Describe your ideal date. Oh man, this one’s tough. I don’t think I have an ideal for myself. I like being active, up for just about any physical challenge. I like using my head too—escape rooms, dinner theater, stuff like that. I’d enjoy dinner and wine and talking, or dinner and a movie, or whatever. Really whatever. As long as she was enjoying it too. I can handle black tie and I can handle trail gear and I’m really happy with either or with anything in between. I hope she doesn’t read this and roll her eyes. I’m not trying to play chameleon here. I just enjoy a lot of different experiences, and besides the most important thing on the first date isn’t what I’d have fun doing but rather showing up to be worth the second date.
Where had Laurence Ryker Gould Maddox come from? Some alternate universe?

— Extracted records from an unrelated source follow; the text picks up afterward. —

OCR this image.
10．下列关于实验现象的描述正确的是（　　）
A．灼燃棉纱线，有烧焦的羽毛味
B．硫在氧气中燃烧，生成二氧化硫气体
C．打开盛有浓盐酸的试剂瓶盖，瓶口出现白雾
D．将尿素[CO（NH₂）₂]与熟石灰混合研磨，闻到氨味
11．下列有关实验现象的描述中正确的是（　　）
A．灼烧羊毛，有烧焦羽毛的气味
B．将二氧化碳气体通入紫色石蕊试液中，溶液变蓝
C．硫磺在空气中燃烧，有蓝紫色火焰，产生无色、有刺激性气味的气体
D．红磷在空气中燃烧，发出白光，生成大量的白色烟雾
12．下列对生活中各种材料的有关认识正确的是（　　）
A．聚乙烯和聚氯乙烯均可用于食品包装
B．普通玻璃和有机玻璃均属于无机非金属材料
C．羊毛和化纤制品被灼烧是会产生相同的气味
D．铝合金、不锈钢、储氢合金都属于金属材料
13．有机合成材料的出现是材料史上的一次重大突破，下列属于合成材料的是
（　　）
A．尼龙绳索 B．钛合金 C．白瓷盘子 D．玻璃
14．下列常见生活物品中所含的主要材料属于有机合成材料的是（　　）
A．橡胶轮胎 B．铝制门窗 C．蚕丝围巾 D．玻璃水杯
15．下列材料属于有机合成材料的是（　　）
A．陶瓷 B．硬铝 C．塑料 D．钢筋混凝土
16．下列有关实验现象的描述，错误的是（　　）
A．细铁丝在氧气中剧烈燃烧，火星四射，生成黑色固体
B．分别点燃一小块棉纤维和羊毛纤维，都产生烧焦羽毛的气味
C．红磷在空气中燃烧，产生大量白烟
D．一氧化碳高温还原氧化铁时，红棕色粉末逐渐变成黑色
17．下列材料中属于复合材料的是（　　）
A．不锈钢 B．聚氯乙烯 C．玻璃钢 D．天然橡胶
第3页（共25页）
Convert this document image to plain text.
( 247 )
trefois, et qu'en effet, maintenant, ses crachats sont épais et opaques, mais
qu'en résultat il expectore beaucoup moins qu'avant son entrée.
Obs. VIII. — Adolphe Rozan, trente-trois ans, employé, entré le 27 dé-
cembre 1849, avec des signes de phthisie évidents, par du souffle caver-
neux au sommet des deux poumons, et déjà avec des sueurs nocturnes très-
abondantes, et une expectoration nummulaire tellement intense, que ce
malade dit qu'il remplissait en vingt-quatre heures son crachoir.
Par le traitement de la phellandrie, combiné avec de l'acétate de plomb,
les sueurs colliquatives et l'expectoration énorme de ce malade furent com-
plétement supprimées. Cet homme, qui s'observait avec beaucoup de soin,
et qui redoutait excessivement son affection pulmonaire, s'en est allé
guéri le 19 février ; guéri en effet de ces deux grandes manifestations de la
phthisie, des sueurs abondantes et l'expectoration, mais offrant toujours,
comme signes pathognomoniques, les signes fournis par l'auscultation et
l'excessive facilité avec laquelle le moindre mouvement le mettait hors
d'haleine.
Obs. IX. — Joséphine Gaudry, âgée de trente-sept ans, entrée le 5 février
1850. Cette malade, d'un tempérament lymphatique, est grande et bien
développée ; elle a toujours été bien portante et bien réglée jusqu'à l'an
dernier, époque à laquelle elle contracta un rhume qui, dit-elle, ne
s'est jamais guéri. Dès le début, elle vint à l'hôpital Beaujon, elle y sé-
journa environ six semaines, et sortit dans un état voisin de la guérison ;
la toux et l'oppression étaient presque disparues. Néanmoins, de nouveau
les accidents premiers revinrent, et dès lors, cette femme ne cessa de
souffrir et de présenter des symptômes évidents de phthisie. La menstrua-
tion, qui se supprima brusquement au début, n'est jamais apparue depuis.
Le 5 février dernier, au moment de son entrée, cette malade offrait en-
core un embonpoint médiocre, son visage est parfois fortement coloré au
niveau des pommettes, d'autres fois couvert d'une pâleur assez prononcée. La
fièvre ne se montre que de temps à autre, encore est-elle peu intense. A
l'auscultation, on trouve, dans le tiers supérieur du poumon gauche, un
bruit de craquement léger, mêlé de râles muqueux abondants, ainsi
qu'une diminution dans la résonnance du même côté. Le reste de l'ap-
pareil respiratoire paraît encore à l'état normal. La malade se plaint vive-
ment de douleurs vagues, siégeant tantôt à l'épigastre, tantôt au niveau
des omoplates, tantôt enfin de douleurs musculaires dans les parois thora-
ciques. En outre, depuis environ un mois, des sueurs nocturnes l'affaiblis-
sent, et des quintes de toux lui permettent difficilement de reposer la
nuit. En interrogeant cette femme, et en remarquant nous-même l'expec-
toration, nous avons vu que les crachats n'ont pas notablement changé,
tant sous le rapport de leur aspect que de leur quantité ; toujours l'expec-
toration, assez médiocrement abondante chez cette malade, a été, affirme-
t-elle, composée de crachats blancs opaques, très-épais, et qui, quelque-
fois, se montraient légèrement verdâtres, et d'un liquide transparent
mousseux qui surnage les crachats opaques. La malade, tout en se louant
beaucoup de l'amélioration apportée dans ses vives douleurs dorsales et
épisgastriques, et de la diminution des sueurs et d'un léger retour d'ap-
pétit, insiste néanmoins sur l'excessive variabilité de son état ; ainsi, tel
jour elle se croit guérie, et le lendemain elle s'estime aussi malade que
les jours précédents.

Leslie stood up, paced around her room, then flopped onto the bed again, pages still clutched in one hand. This could be real. This could be worth it. Her bones knew. Her senses thrummed with the knowledge. Everything sharpened around her—colors and angles, scents and sounds. She closed her eyes against the brightness of the ceiling light. She stilled her breathing and listened to her own heartbeat. Slow and steady, a normal thirty beats per minute. Outside her window, a stray cat darted over the grass and up a tree, its claws gripping and scratching bark. Beyond the cat, insects rasped and chirped. A pickup truck coasted down the street, some small unsecured item rolling around in the bed. Leslie smelled the feline odor, the truck’s exhaust. She focused her senses and found other aromas seeping around the seal of her bedroom window. Flower beds, mostly.
She forced herself up off the bed and changed into a pink sleep shirt covered with a shooting-stars print. She turned out the light and crossed the room in what humans called “the dark,” a pleasant monochrome that Leslie couldn’t understand as darkness. To her, darkness existed only when she closed her eyes. In her bedroom, blackout shades drawn, everything was visible. Only color was missing. She hadn’t been born with night vision; her memory could vaguely bring back the day she’d first experienced it, a few weeks before she turned twelve. But her brain had so fully adapted to her vampire senses, she was mostly incapable of remembering what the world had been like without them.
She crawled beneath her duvet and let her body sink into the comfort of her bed. Nearly ten days was a long time to stay awake, and now that she’d lain here a few minutes, muscles relaxing, pulse slowing…she was tired.
She’d done a lot today. Sold a lot of art. Chatted with a lot of humans (and one wolf). Met her backup husband.
Her heart gave an extra beat, and she pressed her palm there. Tomorrow she would sell more art, chat with more people. Tomorrow she would see Ryker again. She’d be rested this time. Ready for their second date. For possibilities that had been nowhere on her horizon this morning.